Oklahoma Tea Party candidate claims: ‘Stoning gays was a law that came direct from God’
Facebook post quoted biblical verse sanctioning the execution of homosexuals
Tim Walker is The Independent’s Los Angeles correspondent, covering entertainment and other concerns from the West Coast of the US. He was previously a features writer and the editor of the paper’s diary column. His first novel, Completion, is being published in January 2014.
Thursday 12 June 2014
A Tea Party candidate running for office in Oklahoma has appeared to endorse the practice of stoning gay people to death.
Last year, Scott Esk, who is in the race to represent the 91st district in the State House, responded to a friend’s Facebook post about the Pope’s stance on gay people by copying and pasting Bible verses including Leviticus 20:13, which describes homosexuality as “detestable” and demands gay people be “put to death”.
When asked by another Facebook user whether he supported executing homosexuals by stoning, Mr Esk replied: “That goes against some parts of libertarianism, I realise, and I’m largely libertarian, but ignoring as a nation things that are worthy of death is very remiss.”
This week, the Oklahoma magazine Moore Monthly uncovered the posts from 2013, and invited Mr Esk to clarify his position. Stoning gay people, Mr Esk said in a phone interview, was “done in the Old Testament under a law that came directly from God” he said, adding: “And in that time there it was totally just. It came directly from God.
“I have no plans to reinstitute that in Oklahoma law. I do have some very huge moral misgivings about those kinds of sins.”
Mr Esk continued: “I know what was done in the Old Testament and what was done back then was what’s just... And I do stand for Biblical morality.”
While Oklahoma is a largely conservative state, Rob Morris, the publisher of Moore Monthly, said he had never met any other Oklahomans who held views comparable to Mr Esk’s.
“Even people that don’t agree with things like gay marriage... nobody wants the death penalty for gays,” Mr Moore told RawStory.com.
Oklahoma introduced a ban on same-sex marriage in 2004. The law was overturned in January 2014 by a federal judge in Tulsa, who declared the ban unconstitutional. His decision was stayed, pending an appeal. Earlier this year one Oklahoma Republican, state Representative Mike Turner, suggested the state do away with all marriages, including heterosexual marriages, saying it was the only way to keep same-sex marriage illegal while also upholding the US Constitution.
Though there is no recent polling readily available on the level of support for same-sex marriage in the state, The Atlantic magazine has estimated, based on existing data that, in 2012, 35 per cent of Oklahomans supported same-sex marriage.

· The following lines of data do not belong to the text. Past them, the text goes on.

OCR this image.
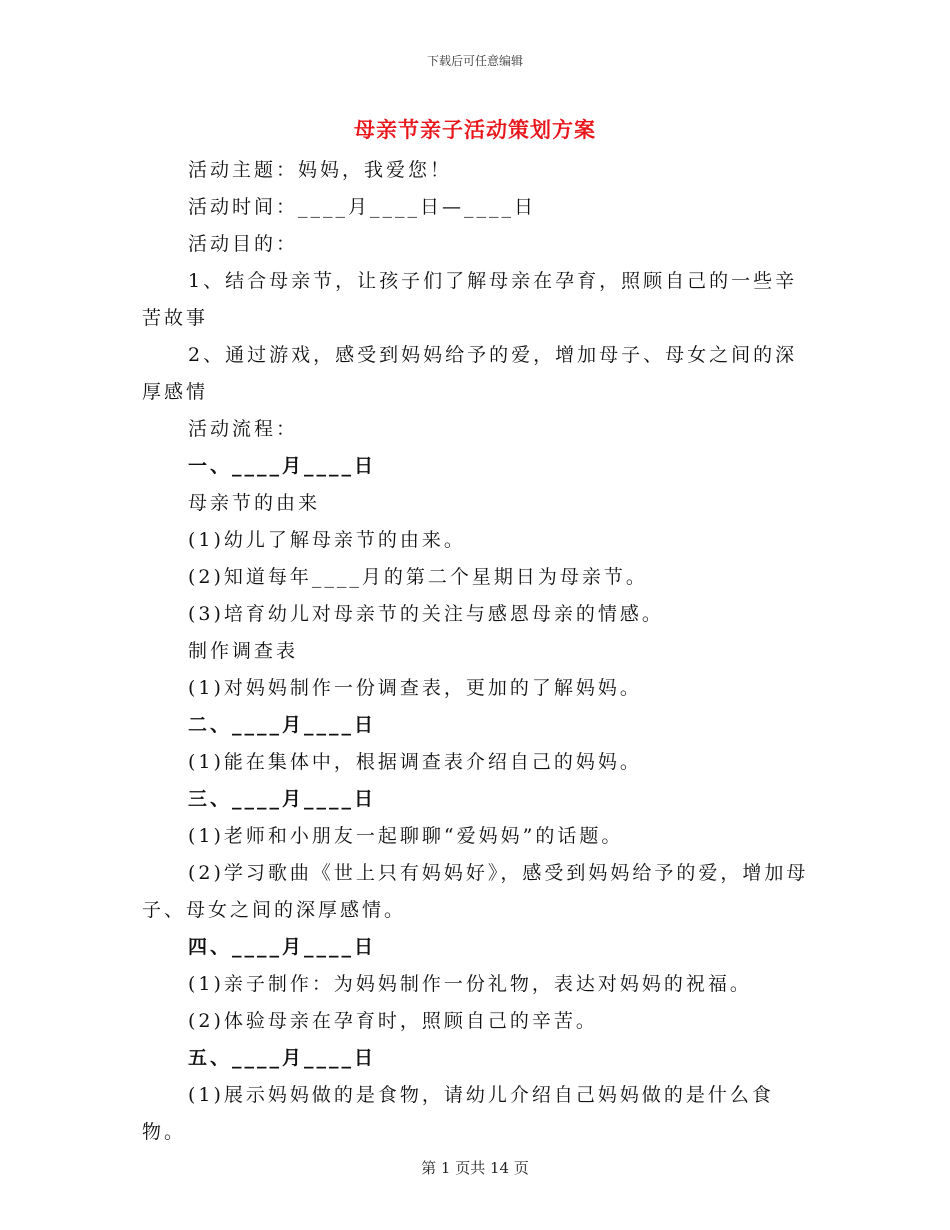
下载后可任意编辑
母亲节亲子活动策划方案

活动主题：妈妈，我爱您！

活动时间：____月____日—____日

活动目的：

1、结合母亲节，让孩子们了解母亲在孕育，照顾自己的一些辛苦故事

2、通过游戏，感受到妈妈给予的爱，增加母子、母女之间的深厚感情

活动流程：

一、____月____日

母亲节的由来

(1)幼儿了解母亲节的由来。

(2)知道每年____月的第二个星期日为母亲节。

(3)培育幼儿对母亲节的关注与感恩母亲的情感。

制作调查表

(1)对妈妈制作一份调查表，更加的了解妈妈。

二、____月____日

(1)能在集体中，根据调查表介绍自己的妈妈。

三、____月____日

(1)老师和小朋友一起聊聊“爱妈妈”的话题。

(2)学习歌曲《世上只有妈妈好》，感受到妈妈给予的爱，增加母子、母女之间的深厚感情。

四、____月____日

(1)亲子制作：为妈妈制作一份礼物，表达对妈妈的祝福。

(2)体验母亲在孕育时，照顾自己的辛苦。

五、____月____日

(1)展示妈妈做的是食物，请幼儿介绍自己妈妈做的是什么食物。

第 1 页共 14 页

The revelations regarding Mr Esk’s views came in the same week that a Tea Party candidate caused a huge upset at the national level. David Brat, a 49-year-old libertarian economics professor from Randolph Macon College in Ashland, Virginia, defeated Republican House Majority Leader Eric Cantor in their Virginia primary race, becoming the first primary challenger ever to oust a sitting House Majority Leader. After his victory was announced, Mr Brat celebrated by waving a piece of paper in the air, on which was written a bible verse.
He told a cheering crowd: “Jesus replied, ‘What is impossible with man is possible with God!’” Mr Brat’s political passion is the relationship between Christianity and capitalism, which he believes are complementary. His views on same-sex marriage remain unclear, but he has previously criticised conservatives for espousing individual liberty while attempting to impose restrictions in areas of social policy, including same-sex marriage. In an essay entitled “God and Advanced Mammon – Can Theological Types Handle Usury and Capitalism?”, Mr Brat wrote: “The political Right likes to champion individual rights and individual liberty, but it has also worked to enforce morality in relation to abortion, gambling and homosexuality.”